One thing becomes clear when talking with 85-year-old painter Marie-Louise Rouff about art and the world: she takes everything in. And what she sees will often find its way onto her canvas.
“I’ve traveled a lot but I’ve always had to really focus in train stations, airports,” she said. “I was always looking. Looking at the green sign, at that blue whatever. Fortunately I’ve traveled with my husband who is a scientist and a rational person. One gets so pulled into the visual that sometimes we don’t get the crucial information.”
Ms. Rouff recently opened up a new gallery located in her studio at 150 Field View Lane in West Tisbury, across from Ghost Island Farm.
Formerly a landscape painter, Ms. Rouff embraced abstracts in 1995, a few years after moving to California with her husband, Paul Levine.
“Two things happened. Hitting a wall and moving to California. I painted the landscapes and then I thought, this landscape is perfect in itself. There’s nothing to process in there. Nothing, I’m useless. So I thought, will I stop painting or what?”
So she enrolled in a monotype course and while the process was frustrating at first, something unexpected happened.
“When the pressure hit the paper and the plate would squeeze them together, the paint would get mixed and what came out was something that I didn’t put in,” she said. “At first I thought, this is horrible, but then I got better at it. And I realized the benefit was that if I don’t know ahead of time what’s going to happen that makes it really exciting. And then you can begin and not to know exactly, but have a way of predicting. And that part is sort of jumping off the cliff a little bit. That was fun.”
And from there Ms. Rouff began painting abstracts. It was a liberating experience.
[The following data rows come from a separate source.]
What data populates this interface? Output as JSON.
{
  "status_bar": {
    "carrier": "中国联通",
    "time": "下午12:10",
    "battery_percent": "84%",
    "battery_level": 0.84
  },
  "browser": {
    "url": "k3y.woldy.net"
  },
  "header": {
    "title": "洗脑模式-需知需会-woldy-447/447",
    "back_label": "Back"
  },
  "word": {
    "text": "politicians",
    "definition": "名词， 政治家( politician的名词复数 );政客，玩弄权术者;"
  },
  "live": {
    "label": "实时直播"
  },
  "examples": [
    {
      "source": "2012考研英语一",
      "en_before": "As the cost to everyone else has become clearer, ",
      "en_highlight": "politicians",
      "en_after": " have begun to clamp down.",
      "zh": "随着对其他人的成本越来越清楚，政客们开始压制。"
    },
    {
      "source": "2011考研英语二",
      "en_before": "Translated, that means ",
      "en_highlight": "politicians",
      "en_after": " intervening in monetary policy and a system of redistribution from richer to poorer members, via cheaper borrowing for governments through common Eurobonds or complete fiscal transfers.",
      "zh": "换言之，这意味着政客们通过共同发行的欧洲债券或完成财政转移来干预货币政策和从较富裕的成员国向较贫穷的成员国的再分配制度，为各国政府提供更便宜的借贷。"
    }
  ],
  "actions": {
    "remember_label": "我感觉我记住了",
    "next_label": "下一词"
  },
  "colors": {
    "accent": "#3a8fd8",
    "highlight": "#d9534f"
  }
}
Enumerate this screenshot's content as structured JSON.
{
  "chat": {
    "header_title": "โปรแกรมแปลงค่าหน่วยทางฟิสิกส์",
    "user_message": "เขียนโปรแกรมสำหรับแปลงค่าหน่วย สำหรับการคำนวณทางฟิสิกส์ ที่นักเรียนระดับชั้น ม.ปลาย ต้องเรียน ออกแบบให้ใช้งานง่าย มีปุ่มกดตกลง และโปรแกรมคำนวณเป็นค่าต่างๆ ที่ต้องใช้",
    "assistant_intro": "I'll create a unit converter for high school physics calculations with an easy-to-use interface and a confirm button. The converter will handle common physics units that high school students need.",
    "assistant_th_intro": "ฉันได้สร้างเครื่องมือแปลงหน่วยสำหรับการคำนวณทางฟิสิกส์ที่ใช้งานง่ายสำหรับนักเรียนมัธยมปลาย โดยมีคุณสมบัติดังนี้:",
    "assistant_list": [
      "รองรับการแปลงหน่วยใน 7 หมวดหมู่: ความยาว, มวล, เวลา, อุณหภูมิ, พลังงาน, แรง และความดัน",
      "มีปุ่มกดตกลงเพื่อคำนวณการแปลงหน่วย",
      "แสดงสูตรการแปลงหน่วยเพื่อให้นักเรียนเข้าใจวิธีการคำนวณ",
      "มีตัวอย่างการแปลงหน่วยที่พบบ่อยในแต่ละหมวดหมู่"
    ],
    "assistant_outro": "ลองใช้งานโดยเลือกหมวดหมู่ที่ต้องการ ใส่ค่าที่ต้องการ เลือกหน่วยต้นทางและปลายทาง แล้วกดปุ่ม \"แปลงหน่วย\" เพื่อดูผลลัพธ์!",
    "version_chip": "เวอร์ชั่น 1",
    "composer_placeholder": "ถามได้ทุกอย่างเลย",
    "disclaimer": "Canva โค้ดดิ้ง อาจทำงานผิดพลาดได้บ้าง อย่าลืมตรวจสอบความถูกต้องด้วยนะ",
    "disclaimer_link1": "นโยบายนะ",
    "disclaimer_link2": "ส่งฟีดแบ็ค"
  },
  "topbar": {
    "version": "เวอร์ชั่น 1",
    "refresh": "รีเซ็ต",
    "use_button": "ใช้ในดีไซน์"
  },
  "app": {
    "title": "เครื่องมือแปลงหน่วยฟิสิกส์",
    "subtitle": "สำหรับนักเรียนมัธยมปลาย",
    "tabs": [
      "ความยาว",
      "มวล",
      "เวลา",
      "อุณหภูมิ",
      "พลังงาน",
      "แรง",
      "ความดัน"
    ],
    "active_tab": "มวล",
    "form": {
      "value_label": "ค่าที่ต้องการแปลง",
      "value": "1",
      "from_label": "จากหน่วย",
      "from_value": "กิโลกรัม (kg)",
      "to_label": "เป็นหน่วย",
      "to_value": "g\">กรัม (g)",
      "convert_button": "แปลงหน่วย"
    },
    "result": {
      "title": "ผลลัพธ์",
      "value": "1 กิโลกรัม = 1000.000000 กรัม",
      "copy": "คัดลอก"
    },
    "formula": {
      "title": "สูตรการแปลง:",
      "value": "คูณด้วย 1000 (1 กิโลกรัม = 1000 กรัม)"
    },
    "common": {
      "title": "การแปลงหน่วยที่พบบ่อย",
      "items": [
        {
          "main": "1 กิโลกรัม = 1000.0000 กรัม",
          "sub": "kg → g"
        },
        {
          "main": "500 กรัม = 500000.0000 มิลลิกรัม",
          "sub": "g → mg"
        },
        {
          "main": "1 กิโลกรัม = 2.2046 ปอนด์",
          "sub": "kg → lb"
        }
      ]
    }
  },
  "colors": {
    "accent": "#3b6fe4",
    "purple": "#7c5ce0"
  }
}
“I was like a kid in the sandpile,” she said.
It is a different process than representational painting, one that she says comes more from the soul than anything else. And from memories and observations and ideas.
“The curiosity has to be alive to see what’s going on all the time, that has to be there, you have to be present, but you also react more instinctively not with technique,” she said.
Ms. Rouff and Mr. Levine moved to the Island after he retired in 2009. Mr. Levine had spent time vacationing here with family when he was younger, and later, while he was doing summer research in Woods Hole in the early ‘90s, Ms. Rouff joined him.
“I was by myself all day with a car and I painted up a storm,” she remembered. “It was wonderful. So of course for me the memory of the Vineyard couldn’t be better, so I said sure let’s go.”
Ms. Rouff lived in Luxembourg until 1959. She said there is much about the Island that reminds her of home.
“It was the landscape itself, it’s very agricultural. Today it’s losing that character, the farms are disappearing so fast which is a shame. But the landscape was so similar here. Similar climate, similar fields, like the way it was when I was a child. The paths I’d walk, there are these lovely paths on the Island. I thought, this is perfect.”
And with the opening of her new gallery, she is joyfully embracing yet another adventure.
“There’s no such thing as an easy smooth path, you just live your life,” she said. “Basically we as artists are incredibly lucky. To see the world the way we do, can you imagine if you didn’t have that?”
Marie-Louise Rouff Studio and Gallery is open Saturdays and Sundays, noon to 4 p.m. through Oct. 12, 2015. More information can be found at mlrouff.com.